The commission also cited the growing demand for park space and recreational amenities, including playing fields and dog parks, and the "wear of increased usage" at existing parks.
During its discussion of the memo, commissioners agreed that the city should be collecting more money in development fees to accommodate the increased park usage and spending more to maintain existing facilities.
City planners, meanwhile, have put forward another suggestion: reconsidering or revising Policy C-28. The report from the Department of Planning and Community Environment describes the guidelines in the policy as "1990s-era quantitative standards" and asks whether it would be better to reassess the policy as part of the city's ongoing master plan for local parks.
"Part of the reason for this is that parks planning is a somewhat specialized discipline, and the staff, consultants, and Parks & Recreation Commission, who are working on the Parks, Trails and Open Space Master Plan are likely to be better equipped to evaluate the currency of these types of quantitative standards and today's best practices," the report states.

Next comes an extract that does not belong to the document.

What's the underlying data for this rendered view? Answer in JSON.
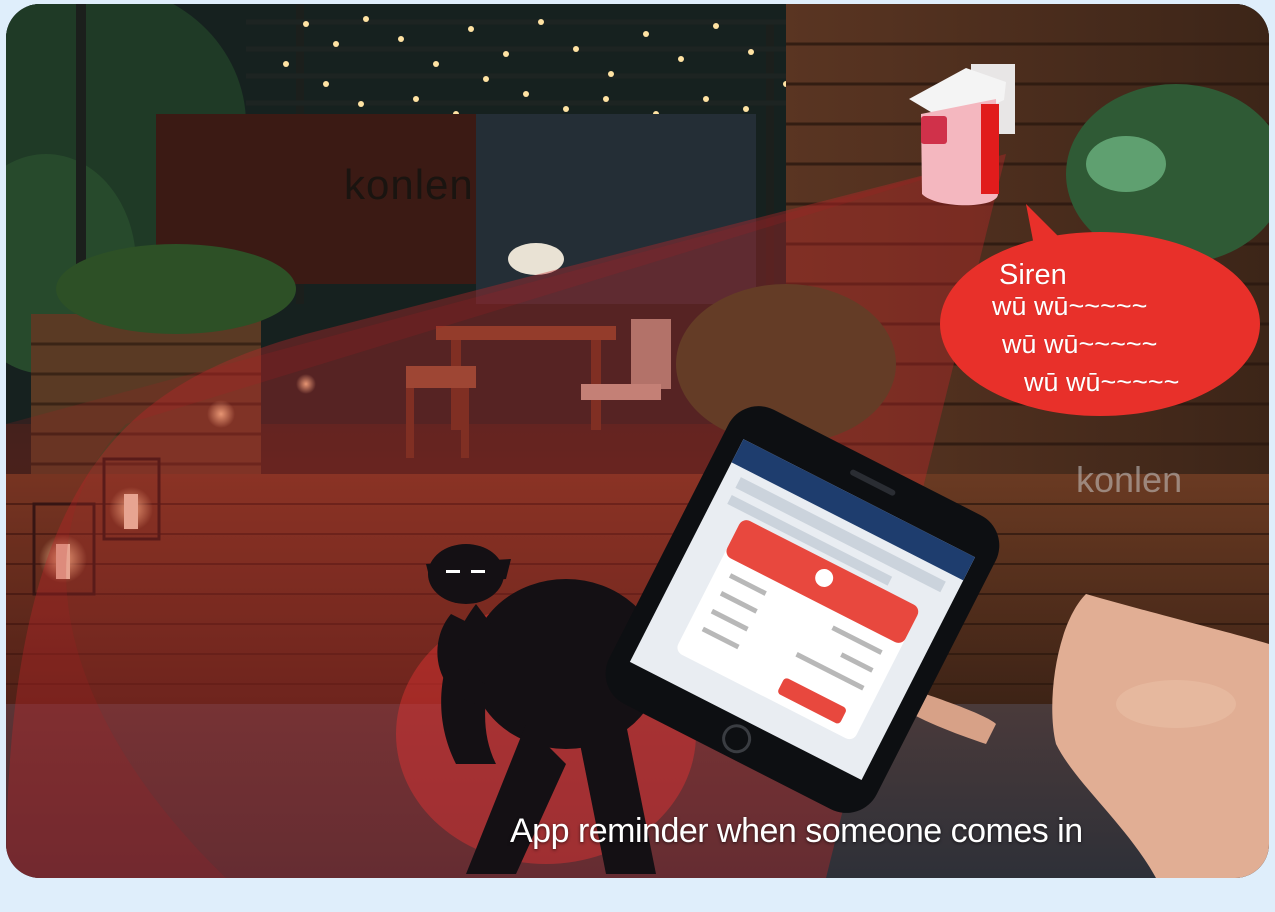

It does not indicate what other metrics could be used for ensuring sufficient parkland in the city, however, suggesting only that the council initiate such a consideration.
The council's discussion of the Comprehensive Plan is part of an updated process that began in 2006 and that this year was adopted as on of the council's top priorities. Once the council adopts its goals and policies for Land Use, a specially appointed citizens committee will review them and come up with programs that would achieve these goals.